Schools and universities in the West are turning out self-assured ignorant sniveling over-rewarded-and-awarded twits at rates heretofore thought impossible. The consequence, besides our inevitable doom and destruction, is that an accelerating proportion of the population is surer of themselves than ever while knowing less.

The im-bri-bictor is found everywhere. It is heard whenever somebody says, “What else could explain it?” or “I can’t think of any other reason than X” or “There can’t be any other possible explanation but this one” and the like. This (informal) fallacy is what allows convictions based on scanty circumstantial evidence. It is how the self-credentialed and deluded rabble (journalists and academics, mostly) convince themselves they are in possession of the truth.

Before I give a practical example, don’t confuse the IMBRBICTOAR with the Who-The-Hell-Are-You-To-Question-Me? fallacy, which is routinely invoked by arrogant SOBs who have reached the top of their fields, men who either don’t want to be pestered or who have for too long believed their own press.

So, this person, who has proudly given himself the idiotic label “SninkyPoo”, writes in the radical Daily Kos:

What I don’t understand about Willie Soon and any other “scientist” who sets aside his or her intellectual integrity for cash…

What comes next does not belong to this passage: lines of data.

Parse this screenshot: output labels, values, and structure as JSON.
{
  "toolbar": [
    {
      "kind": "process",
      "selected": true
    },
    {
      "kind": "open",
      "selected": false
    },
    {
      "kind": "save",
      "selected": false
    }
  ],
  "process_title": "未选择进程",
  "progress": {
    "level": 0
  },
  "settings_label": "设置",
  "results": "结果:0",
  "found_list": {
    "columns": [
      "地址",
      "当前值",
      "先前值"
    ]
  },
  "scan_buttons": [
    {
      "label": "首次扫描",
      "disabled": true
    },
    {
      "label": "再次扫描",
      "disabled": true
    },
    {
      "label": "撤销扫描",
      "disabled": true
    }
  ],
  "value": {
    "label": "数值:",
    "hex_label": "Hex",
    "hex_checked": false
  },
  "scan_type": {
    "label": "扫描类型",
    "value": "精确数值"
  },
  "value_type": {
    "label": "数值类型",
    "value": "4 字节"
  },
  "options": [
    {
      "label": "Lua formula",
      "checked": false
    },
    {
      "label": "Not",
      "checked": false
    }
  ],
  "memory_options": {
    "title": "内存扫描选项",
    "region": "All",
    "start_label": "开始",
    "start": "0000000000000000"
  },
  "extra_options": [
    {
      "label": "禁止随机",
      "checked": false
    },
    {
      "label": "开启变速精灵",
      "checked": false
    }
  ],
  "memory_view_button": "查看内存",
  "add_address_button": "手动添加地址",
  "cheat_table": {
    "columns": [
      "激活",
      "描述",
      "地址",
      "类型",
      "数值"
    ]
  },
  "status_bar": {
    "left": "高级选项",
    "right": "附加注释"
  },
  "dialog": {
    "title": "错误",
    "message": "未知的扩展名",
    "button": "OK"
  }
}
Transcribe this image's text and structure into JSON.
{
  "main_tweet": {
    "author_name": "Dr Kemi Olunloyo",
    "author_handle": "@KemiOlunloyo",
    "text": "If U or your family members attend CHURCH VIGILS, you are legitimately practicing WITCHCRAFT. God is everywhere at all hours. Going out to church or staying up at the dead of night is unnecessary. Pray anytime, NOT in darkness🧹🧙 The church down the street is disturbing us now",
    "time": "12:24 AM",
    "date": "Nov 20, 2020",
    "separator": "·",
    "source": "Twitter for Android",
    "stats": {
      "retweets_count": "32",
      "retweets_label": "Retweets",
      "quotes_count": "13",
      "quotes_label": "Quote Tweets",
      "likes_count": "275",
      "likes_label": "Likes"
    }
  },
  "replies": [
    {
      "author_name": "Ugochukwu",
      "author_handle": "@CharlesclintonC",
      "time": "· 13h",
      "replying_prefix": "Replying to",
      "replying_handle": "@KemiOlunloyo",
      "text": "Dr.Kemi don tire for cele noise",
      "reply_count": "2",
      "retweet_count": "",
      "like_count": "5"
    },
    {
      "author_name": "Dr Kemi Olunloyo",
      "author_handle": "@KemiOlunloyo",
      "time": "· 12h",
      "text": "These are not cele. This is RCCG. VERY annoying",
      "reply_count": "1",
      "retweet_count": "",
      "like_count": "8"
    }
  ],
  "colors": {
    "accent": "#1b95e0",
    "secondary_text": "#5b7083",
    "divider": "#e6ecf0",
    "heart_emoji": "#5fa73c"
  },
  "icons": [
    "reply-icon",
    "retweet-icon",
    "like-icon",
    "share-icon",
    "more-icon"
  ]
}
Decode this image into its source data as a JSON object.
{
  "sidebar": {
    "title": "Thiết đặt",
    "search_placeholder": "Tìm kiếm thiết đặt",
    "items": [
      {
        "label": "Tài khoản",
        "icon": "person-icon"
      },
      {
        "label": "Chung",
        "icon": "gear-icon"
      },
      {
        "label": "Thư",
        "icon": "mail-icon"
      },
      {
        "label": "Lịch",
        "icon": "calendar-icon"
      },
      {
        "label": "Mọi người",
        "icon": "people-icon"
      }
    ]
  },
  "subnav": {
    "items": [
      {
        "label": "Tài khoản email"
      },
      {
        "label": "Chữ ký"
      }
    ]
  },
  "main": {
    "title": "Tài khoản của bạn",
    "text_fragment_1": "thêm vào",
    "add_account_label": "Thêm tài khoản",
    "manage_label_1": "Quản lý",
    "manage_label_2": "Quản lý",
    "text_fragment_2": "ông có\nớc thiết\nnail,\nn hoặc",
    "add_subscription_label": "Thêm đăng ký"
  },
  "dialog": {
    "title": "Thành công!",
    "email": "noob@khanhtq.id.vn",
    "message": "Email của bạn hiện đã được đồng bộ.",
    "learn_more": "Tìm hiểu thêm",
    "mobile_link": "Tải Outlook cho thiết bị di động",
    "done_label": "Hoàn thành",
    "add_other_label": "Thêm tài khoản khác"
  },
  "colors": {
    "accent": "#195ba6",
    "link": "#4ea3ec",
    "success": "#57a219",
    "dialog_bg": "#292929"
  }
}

What completely baffles me is how that [oil money] influences his research – if he is really a scientist. If he is really a scientist, and the evidence clearly shows that climate change is being caused (or influenced, or goosed, or forced) by human activities including massive use of fossil fuels, then how can he reach the opposite conclusion?

Now SnikyPoo is, by his own admission, baffled. But given he offers his own solution to his own imaginary predicament, this bafflement is only pretended intellectual humility, a form of “humble bragging”, a rhetorical trick that (if you can believe is) actually works, but only in minds that have no natural resistance to bad ideas.

Anyway, Mr Poo asks this conditional: if it is true that climate change is caused by man, how can a scientist claim climate change is not caused by man? There is nothing wrong with this conditional question. The fallacy enters when Mr Poo says (in effect): I can think of no other reasons than corruption or (he says later) reliance on “ideological filters” which insist man cannot cause climate change, therefore there are no other reasons.

It is a fallacy because there are many other ways for a scientist to conclude that man does not have climatological influence, even if it is true man does cause climate change. It could be that the scientist is ignorant of the basics of his field, which certainly isn’t true in Soon’s case (he is a pal of mine, as regular readers know). The scientist may have been misinformed (again not true in Soon’s case). Or it could be that evidence has not been sufficient to conclude mankind’s influence is certain.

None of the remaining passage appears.